Unhoused but not homeless

Here's another story of well-organized living by unhoused people who carry their homes with them and sleep in the streets. At dusk today I passed these four carts and a small bicycle, tied together outside a park where some unhoused people sleep.

Last night President Obama delivered his annual State of the Union speech. He talked about things I care about: climate change, immigration, income inequality (a phrase he adopted from the Occupy movement), his desire to close Guantanamo, and his desire to see that women earn equal pay for equal work (first time I've heard a politician say that in years). He says he wants every child to have access to a good education, and he wants to help those who are in deep debt for their college educations. He says he wants to end the endless wars, bring the troops home, employ diplomacy rather than bombs, and be sure that veterans get the health care and mental health care they need.

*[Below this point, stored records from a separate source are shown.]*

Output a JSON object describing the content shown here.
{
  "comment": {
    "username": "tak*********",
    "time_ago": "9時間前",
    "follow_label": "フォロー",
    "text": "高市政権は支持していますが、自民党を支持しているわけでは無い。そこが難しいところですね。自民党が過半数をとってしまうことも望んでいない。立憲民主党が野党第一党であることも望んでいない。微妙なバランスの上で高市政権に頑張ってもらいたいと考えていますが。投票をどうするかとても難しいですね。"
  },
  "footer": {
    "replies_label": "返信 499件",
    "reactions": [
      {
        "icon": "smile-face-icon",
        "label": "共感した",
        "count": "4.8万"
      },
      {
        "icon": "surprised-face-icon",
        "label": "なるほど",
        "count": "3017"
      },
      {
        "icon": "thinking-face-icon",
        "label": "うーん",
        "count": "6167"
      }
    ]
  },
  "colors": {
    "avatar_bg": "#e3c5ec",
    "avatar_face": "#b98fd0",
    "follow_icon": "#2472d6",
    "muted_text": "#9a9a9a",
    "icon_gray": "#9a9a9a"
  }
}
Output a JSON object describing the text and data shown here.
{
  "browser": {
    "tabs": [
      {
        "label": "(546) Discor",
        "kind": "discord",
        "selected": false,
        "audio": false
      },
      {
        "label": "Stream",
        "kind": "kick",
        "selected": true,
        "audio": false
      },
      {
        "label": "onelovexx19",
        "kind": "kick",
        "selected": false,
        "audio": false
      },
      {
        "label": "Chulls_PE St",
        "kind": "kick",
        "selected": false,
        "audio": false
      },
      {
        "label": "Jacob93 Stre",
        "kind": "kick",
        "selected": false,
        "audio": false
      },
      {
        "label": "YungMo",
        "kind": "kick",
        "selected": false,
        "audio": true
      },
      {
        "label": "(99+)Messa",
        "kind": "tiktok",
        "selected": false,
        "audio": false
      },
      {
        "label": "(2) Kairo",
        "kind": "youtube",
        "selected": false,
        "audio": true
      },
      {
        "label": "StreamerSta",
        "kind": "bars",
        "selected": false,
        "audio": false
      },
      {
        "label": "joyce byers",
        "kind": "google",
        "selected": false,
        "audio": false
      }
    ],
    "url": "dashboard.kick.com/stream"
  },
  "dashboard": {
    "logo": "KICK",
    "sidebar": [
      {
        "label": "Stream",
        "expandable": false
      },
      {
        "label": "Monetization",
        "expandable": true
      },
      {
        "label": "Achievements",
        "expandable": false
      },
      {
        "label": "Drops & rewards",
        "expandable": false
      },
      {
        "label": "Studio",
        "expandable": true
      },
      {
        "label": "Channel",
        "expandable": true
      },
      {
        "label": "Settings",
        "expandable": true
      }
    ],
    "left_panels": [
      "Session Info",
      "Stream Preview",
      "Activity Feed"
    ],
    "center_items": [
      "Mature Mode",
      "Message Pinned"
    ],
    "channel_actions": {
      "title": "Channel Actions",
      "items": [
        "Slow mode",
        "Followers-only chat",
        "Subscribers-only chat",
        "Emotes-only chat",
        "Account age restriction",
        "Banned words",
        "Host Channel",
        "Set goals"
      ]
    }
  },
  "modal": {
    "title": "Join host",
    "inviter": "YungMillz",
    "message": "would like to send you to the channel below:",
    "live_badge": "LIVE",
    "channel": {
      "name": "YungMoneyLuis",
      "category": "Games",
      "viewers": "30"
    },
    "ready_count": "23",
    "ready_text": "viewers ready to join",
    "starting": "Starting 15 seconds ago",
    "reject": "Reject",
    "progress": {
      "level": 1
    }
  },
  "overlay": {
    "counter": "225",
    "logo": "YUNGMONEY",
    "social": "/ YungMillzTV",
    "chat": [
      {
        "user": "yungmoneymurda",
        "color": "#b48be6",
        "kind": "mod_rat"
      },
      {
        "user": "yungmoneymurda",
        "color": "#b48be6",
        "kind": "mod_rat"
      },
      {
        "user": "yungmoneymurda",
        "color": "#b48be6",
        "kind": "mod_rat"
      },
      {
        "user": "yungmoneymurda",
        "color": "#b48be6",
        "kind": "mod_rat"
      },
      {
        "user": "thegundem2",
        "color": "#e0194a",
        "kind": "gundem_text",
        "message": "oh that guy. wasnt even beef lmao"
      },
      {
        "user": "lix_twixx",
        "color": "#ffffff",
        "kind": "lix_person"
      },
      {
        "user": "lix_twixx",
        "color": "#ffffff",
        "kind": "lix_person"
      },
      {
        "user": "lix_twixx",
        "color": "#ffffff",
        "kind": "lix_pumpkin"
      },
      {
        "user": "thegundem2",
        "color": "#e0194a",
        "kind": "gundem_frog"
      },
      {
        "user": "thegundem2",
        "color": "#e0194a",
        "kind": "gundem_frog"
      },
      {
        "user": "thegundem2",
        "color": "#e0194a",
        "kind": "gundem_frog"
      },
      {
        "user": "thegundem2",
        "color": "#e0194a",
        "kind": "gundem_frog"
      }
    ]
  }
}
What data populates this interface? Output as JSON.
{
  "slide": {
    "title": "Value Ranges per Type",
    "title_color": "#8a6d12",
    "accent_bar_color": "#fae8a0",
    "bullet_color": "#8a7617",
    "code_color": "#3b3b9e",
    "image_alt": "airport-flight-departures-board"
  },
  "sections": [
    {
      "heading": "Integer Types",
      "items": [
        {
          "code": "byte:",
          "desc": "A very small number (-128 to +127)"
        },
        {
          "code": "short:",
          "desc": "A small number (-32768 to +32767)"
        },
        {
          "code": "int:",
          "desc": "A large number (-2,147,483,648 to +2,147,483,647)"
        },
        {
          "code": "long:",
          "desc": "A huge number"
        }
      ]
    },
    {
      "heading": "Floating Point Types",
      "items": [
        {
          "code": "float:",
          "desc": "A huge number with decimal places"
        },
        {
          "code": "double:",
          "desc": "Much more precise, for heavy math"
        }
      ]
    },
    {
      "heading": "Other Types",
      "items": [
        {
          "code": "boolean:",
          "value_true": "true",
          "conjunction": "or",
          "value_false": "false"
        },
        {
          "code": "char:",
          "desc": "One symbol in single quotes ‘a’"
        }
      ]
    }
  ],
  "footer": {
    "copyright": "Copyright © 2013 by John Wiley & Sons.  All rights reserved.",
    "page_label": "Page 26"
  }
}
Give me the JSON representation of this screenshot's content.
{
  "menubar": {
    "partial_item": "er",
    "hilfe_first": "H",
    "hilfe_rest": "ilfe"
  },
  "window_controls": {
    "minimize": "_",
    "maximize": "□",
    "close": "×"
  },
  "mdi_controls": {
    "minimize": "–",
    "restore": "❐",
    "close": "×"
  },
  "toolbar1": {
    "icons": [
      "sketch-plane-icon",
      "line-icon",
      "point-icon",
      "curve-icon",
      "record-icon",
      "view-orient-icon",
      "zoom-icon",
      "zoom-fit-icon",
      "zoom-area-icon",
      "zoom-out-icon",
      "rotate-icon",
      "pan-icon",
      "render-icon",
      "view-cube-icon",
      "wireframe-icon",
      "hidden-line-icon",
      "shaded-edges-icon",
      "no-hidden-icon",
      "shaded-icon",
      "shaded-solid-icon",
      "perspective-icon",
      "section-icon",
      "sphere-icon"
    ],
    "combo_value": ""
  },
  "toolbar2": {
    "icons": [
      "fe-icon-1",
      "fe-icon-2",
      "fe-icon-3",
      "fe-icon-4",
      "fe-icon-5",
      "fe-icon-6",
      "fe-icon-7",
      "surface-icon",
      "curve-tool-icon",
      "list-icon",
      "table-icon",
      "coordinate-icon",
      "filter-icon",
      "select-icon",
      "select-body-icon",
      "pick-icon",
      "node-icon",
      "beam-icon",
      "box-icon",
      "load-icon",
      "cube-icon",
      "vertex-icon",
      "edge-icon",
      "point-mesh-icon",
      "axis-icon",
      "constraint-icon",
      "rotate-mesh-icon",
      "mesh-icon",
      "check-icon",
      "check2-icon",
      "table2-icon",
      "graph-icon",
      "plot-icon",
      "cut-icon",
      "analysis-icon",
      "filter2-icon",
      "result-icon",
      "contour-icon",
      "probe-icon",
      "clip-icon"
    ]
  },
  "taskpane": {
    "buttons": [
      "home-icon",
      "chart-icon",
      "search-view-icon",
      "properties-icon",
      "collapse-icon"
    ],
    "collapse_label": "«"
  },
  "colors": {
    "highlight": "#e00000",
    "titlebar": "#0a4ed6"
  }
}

I was glad to hear a President of the USA say all this. In my long life, the only US President before him who has said much the same was Jimmy Carter, and that was a long time ago and it did not go well for him. But will  Obama actually do what he talks about? Can he?

As soon as he stopped talking, right-wing nut jobs immediately called him a "socialistic dictator." But Progressives complain that he's a running-dog lackey of the capitalists whose money put him in office. A Seattle Socialist issued her own speech right after Obama's speech, and it's hard for me to argue with much of what she says, although I don't blame Obama for the ills of our time but rather a stalled and moribund system in which his moderate right-wing policies are systematically negated by those who are extremely right-wing.  

The reality on the ground--literally--is that far too many people are sleeping on the ground. Far too many people who once had houses to live in are now pushing and parking grocery carts with their "home" in them. Who will fix that?